While Sid got hauled up and roughly thwapped with a fly swatter for drawing pictures during class, I scratched a note on a piece of paper and threw it over to Amy. She sat on the outside edge of her row again, which was most convenient for note tossing.
Mr. Dobbins must have sensed the note flying through the air, because he paused mid-thwap. His head jerked around the room like a bloodhound looking for a steak trail.
I made myself busy and innocent by pulling out my marble bag. I shifted it in my hand, took one marble out, put it back, took another one out, put it back. There’s nothing like doing something else, something a little less bad for excusing yourself from the badder thing you’ve done.
“Amy Lawrence!”
My heartbeat echoed in my ears, and I felt my face get hot. Not my Amy!
“Ye-es, sir?”
“Who threw something across my classroom?”
“I don’t know, sir. I reckon I was working on my sums.” She held up her chalkboard and displayed 47+74=121.
Excellent! My lying lessons had gone over like cream on peaches.
Dobbins strode around the room and each child he asked claimed to know nothing. Their eyes had all been dutifully on the switching going on up front. When he got to Pinchy-face, who sat next to me, I got a little nervous. She had an awful grin on her face and seemed ready to tell on me, but a sharp poke with my pencil tip convinced her otherwise.
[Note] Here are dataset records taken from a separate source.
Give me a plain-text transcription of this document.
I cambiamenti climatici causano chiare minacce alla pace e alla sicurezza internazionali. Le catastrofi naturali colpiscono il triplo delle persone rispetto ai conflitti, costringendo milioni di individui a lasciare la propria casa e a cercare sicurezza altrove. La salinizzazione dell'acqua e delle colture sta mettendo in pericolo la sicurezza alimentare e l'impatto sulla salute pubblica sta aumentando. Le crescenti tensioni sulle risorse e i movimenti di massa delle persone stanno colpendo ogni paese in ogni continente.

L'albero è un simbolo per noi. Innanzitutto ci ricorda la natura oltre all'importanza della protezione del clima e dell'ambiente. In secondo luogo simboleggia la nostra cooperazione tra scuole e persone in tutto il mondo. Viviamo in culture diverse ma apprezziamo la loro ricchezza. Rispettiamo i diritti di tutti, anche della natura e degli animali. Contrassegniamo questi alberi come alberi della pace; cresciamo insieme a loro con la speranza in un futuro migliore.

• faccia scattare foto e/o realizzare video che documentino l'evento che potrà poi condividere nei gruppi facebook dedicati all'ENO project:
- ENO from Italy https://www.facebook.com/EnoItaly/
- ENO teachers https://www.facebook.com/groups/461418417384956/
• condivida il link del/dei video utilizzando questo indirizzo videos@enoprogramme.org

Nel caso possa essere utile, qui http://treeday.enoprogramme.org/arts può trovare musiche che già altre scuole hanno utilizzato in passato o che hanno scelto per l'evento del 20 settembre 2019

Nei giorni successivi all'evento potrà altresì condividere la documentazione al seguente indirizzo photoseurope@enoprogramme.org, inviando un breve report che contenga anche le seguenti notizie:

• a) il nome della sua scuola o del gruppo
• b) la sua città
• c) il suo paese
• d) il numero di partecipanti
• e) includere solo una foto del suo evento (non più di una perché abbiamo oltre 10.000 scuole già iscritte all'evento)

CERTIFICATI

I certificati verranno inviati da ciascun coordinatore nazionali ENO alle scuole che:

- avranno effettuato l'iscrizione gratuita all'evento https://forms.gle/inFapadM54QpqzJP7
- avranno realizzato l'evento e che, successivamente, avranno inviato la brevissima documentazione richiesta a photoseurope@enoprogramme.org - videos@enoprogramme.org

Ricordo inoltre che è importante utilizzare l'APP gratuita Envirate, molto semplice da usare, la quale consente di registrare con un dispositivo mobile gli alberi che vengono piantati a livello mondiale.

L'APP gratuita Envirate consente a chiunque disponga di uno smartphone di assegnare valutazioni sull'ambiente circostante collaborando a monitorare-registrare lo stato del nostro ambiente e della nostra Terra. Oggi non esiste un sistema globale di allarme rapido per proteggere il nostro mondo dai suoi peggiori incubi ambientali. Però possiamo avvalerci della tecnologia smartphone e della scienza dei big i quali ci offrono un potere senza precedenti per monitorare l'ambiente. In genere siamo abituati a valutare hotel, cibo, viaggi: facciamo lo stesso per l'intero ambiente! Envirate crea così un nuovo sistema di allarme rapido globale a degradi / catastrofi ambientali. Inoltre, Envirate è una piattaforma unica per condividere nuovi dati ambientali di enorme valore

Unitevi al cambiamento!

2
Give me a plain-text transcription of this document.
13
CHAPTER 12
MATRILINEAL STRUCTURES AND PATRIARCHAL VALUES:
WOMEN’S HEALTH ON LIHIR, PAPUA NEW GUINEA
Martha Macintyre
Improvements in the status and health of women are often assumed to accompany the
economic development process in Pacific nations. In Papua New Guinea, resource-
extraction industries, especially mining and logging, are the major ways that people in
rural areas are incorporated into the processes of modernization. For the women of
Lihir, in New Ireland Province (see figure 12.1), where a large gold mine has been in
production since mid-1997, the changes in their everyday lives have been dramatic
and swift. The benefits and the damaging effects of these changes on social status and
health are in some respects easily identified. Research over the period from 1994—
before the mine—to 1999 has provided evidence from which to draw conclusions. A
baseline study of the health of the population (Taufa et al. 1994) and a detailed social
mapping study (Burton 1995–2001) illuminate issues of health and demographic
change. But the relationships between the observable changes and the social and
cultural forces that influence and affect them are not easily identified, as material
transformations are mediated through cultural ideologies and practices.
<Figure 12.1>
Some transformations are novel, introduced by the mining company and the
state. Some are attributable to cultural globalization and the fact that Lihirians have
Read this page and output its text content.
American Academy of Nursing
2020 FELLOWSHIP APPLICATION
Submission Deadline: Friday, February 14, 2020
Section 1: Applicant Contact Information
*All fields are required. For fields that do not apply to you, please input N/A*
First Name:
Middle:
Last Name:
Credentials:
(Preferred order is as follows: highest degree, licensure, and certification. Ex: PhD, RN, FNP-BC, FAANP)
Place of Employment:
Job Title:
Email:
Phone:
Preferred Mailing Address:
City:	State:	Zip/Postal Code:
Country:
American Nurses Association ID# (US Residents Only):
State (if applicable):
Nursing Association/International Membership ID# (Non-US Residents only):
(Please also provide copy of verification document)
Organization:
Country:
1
“This is ridiculous!” Mr. Dobbins bellowed. He breathed in and out of his nose, spraying flecks of deep-seated dried nostril snot and looking madder than I’d ever seen him. Mean mad. “I hate this job.” He marched back and forth in a tight line at the front of the classroom, huffing like a cornered bull. “And I’m not letting all this disrespect pass, you hear? I’m an educated man! I’m a dentist!”